I have a theory that says if I prove adequately incompetent at performing basic household chores my wife will eventually stop asking me to perform them. Despite my initial impressions of a very high level of intelligence when we first met, she appears for all ostensible purposes to be a very slow learner in this area.

It is with this in mind that I read with great interest the results of a recent study that showed modern couples who share the housework evenly are twice as likely to divorce than more traditional couples where the wife does the majority of those chores. Researchers say they believe this may be a result of greater differences, such as a modern couple’s views on traditional commitment and their economic situation versus those of a more traditional couple. A woman in this type of relationship is generally better educated and has a better paying job, and is more capable of supporting herself if the marriage fails. In the researchers view, the chore sharing is actually a reflection of the differences that lead to more frequency of divorce, rather than the cause of the divorce.

I respectfully disagree.

I believe the chore sharing is the direct cause of many divorces, simply because the woman in a relationship will eventually become extraordinarily frustrated that her husband is an apparent nimnal who is not capable of rinsing a dish before it goes into the dishwasher. She will eventually tire of her delicates taking on the hue and tone of his favorite golf towel. Or her amazement over his apparent inability to see laundry strewn about the bedroom floor will eventually turn into a seething resentment at his oblivion.

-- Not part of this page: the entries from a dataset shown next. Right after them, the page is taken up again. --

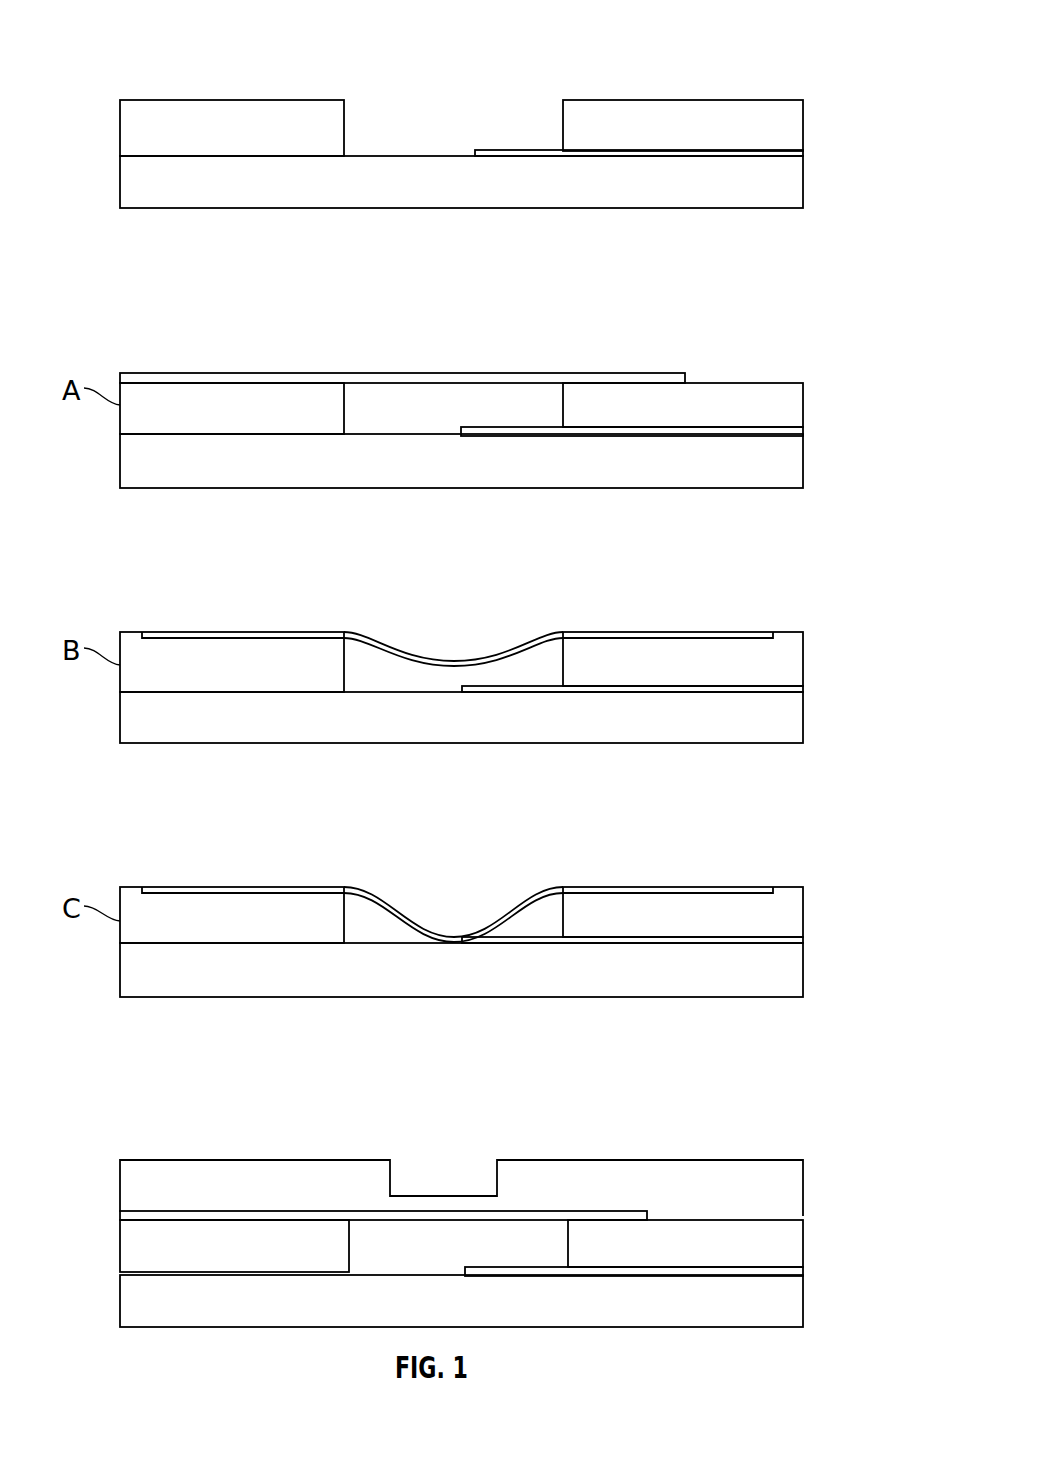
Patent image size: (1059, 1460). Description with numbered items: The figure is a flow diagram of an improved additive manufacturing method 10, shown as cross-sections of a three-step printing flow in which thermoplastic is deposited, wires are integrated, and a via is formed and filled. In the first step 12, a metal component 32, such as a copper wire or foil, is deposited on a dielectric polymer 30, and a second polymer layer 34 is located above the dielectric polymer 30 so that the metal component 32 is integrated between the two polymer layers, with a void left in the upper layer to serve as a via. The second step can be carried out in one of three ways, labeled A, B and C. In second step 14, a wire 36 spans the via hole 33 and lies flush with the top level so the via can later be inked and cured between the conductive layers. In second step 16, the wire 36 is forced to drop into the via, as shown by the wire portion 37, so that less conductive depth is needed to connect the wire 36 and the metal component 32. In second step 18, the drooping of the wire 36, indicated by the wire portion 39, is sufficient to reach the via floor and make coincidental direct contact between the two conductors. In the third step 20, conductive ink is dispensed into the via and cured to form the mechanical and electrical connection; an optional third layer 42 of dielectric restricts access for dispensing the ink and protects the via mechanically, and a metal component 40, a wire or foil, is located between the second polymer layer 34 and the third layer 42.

The AM method 10 is at (803, 38).
The first step 12 is at (113, 74).
The second step A 14 is at (113, 332).
The second step B 16 is at (113, 594).
The second step C 18 is at (113, 854).
The third step 20 is at (113, 1132).
The dielectric polymer 30 is at (130, 181).
The metal component 32 is at (505, 149).
The via hole 33 is at (388, 392).
The second polymer layer 34 is at (130, 126).
The wire 36 is at (633, 378).
The wire portion 37 is at (418, 660).
The wire portion 39 is at (383, 922).
The metal component 40 is at (408, 1218).
The third layer 42 is at (795, 1190).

By the way, we have a term for this in our house. We call it “Boblivion”. It is a particularly virulent strain of the oblivious condition. My wife is very creative when creating new words with powerful meaning. Perhaps in a future blog I will explain to you the origins of the word “dumbecile”.

And now we learn that marriages are more likely to survive if the wife does all the household chores.

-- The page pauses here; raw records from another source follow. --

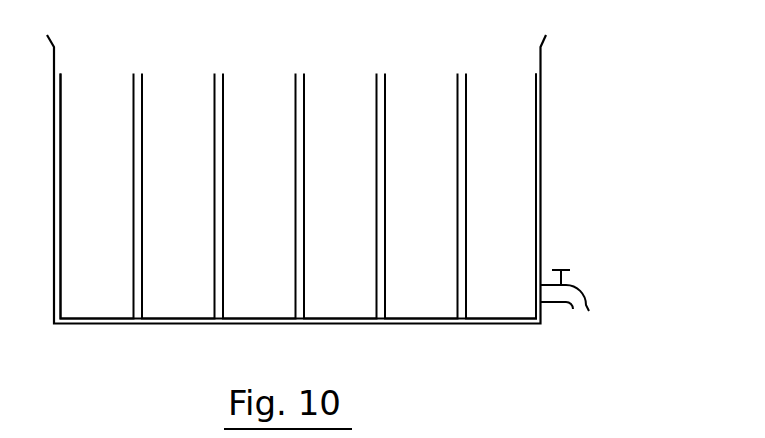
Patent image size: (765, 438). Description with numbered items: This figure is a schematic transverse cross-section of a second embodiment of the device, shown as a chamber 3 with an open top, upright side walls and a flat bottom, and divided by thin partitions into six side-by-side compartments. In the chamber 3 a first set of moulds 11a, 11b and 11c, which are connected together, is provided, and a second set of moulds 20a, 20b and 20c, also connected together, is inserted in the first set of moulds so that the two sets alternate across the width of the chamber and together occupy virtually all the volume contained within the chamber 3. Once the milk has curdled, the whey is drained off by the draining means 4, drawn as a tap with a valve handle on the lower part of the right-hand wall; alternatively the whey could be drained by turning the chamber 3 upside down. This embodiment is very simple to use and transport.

The chamber 3 is at (541, 173).
The means for draining whey 4 is at (593, 297).
The mould of first set 11a is at (97, 196).
The mould of second set 20a is at (178, 196).
The mould of first set 11b is at (259, 196).
The mould of second set 20b is at (340, 196).
The mould of first set 11c is at (421, 196).
The mould of second set 20c is at (501, 196).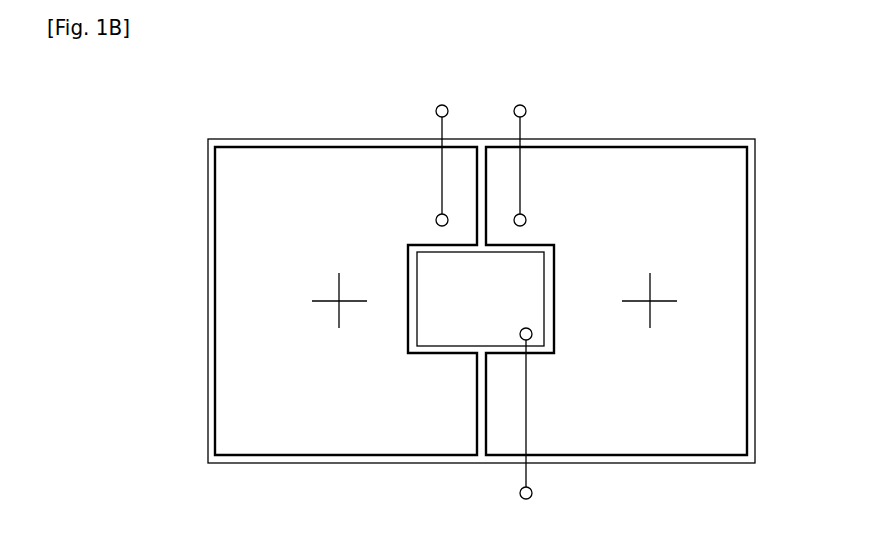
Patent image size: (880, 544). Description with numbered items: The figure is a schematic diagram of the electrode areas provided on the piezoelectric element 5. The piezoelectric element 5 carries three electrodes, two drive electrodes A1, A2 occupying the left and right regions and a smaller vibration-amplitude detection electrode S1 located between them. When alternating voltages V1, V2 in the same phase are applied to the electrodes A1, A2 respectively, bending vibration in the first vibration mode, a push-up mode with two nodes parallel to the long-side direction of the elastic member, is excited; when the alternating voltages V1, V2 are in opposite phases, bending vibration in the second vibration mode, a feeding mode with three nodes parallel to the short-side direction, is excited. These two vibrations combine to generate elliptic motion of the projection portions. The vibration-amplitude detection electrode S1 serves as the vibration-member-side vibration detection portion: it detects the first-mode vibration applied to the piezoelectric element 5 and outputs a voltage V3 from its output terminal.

The piezoelectric element 5 is at (668, 143).
The vibration-amplitude detection electrode S1 is at (480, 299).
The alternating voltage V1 is at (521, 153).
The alternating voltage V2 is at (443, 153).
The output voltage V3 is at (525, 428).
The electrode A1 is at (649, 313).
The electrode A2 is at (339, 313).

Gentlemen, as delightful as this sounds, it might not be the panacea we expect. Before you trot off to your humble abode to announce to the little woman that you have found the secret to perpetually wedded bliss, you need to do a few things. You must develop a fully defensible hypothesis and supporting arguments. You need to fine tune the nuances that highlight the very important benefits to your theory. You must be prepared to effectively counter initial objections. And you need to buy an athletic cup.

A very strong athletic cup.

Oh, and if you actually refer to her as the “little woman” as part of your normal vernacular, then I am assuming you already own an athletic cup. A very worn and battered cup. And by now you likely live by yourself over your mother's garage, so it doesn’t matter.

No, this idea needs to be presented in a more subdued, subtle manner. The secret to convincing her of the truth we now hold to be self evident is the indirect, rather than the direct route. You simply get her to eventually assume all chores by escalating your all too obvious incompetence. Once she has completely capitulated into doing the chores, lest she risk having you again clean the bathroom with a sand blaster, you will then be able to point out how strong your marriage has become as a result. Even better, when she realizes that this was an intentional and dedicated effort on your part, she will more than ever recognize how lucky she was to land you in the first place.

It is a beautiful plan that results in a win win; In that she gets competently completed chores, you get more time on the golf course, and your marriage will be better for it. Statistics don’t lie. When she discovers your brilliant plan, it will forever cement your loving relationship.

But I’d keep that cup handy, just in case.